Reviewed Jan. 3—13, 2003.

The Web site of the Thomas A. Edison Papers is an invaluable resource for professional historians and others interested in the renowned American inventor-entrepreneur. Although users only have direct access to a fraction of the Edison corpus, the site is an exemplar, one of the few destinations on the Web where a historian can conduct primary research from the comfort of his or her own home or office.

Edison as the Wizard of Menlo Park.

The holdings at the Edison National Historic Site in West Orange, New Jersey, contain an estimated 5 million pages of documents and include laboratory notebooks, patent applications, business and personal correspondence, and corporate documents spanning the six decades during which Edison was professionally active. Drawing upon extensive microfilms of selected records, the Edison Papers Web site provides online access to 180,000 items, and future plans call for doubling the online collection to approximately 400,000 documents.

In its current incarnation, the Web site is most useful to professional scholars familiar with the structure and operation of a modern archive. Its strengths are its rigor and depth: objects have been vetted and conformed; documents have permanent locators; and searches can be saved for future use. For many inquiries, using the Web site is preferable to accessing the original paper and microfilm archives. An extensive metadata coding scheme enables names, subjects, and document types to be searched on the fly. For first-time visitors, the “Document Sampler” section provides a good sense of the range of documents available, from patent applications and diary entries to poems and honorary degrees.

Many scholars will probably choose to use the Web site and paper archive in parallel.

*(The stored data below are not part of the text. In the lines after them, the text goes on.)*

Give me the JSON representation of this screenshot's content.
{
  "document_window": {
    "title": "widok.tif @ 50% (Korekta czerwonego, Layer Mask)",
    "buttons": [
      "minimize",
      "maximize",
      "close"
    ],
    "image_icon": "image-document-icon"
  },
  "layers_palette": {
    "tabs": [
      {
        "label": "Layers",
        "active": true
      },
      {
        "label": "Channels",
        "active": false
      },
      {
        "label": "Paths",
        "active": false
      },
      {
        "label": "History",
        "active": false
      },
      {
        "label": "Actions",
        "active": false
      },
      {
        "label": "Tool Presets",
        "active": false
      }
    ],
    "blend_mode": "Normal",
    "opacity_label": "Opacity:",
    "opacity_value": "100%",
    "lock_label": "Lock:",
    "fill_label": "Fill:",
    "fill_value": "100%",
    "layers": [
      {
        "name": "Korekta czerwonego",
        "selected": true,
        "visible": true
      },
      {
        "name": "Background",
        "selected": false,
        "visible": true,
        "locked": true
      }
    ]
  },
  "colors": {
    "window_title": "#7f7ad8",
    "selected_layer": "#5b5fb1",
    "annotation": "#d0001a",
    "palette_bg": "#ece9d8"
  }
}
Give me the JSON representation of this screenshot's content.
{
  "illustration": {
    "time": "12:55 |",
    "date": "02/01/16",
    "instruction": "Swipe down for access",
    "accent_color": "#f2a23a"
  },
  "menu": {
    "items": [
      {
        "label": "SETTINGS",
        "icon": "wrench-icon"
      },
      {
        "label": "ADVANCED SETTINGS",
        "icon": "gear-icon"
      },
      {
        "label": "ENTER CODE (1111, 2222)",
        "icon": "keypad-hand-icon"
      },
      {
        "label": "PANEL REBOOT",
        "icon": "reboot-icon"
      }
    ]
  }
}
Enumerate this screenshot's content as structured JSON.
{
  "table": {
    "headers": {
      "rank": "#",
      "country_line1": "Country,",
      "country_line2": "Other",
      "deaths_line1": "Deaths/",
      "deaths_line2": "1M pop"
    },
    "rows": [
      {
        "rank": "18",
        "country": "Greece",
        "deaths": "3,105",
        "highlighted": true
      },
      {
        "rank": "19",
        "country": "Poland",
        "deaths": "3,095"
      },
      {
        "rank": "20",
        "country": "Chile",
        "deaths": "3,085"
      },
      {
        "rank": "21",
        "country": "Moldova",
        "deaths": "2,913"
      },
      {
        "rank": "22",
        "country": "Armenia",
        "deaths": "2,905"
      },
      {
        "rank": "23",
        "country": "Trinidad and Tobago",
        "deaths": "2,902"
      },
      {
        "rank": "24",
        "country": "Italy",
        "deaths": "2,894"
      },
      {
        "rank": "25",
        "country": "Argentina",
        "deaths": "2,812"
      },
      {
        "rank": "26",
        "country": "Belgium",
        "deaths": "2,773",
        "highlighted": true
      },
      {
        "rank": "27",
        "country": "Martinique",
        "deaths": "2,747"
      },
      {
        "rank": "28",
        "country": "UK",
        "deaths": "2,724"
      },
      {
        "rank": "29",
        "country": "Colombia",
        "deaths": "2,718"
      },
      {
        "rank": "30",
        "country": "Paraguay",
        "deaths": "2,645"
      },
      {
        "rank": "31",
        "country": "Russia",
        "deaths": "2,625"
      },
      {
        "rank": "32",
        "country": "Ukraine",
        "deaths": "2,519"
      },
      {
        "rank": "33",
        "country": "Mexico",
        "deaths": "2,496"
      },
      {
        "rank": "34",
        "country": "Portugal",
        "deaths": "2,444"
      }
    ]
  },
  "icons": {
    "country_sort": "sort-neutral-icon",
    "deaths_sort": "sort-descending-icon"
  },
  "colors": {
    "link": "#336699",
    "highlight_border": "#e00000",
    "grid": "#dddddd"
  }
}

Because it is unlikely that the online collection will ever represent more than a fraction of the total archival holdings, projects will often require some interaction with documents that are not available online. In these instances, the Web site will serve as the most useful of finding aids, allowing researchers to make optimal use of time actually spent in West Orange.

Like all ambitious projects, the Edison Papers Web site is not without its limitations, and prospective users should be prepared for frustrations. First, the search function is overly complicated, necessitating a three-thousand-word user guide. Second, because only a small fraction of the total collection is available online, many searches produce the tantalizing experience of finding documents that cannot be immediately viewed. Third, given the richness of scholarship on Edison, the Web site is relatively light on general contextual information. Finally, because the documents have been scanned as .tiff (tagged image file format) files from microfilm, users can only search meta-data, not the data itself.

Relative to the extraordinary depth and breadth of the online collection, these complaints are minimal. Overall, the Thomas A. Edison Papers Web site is a research scholar’s treasure and a site that could easily be used to introduce upper-level undergraduates to the challenges of actually doing history.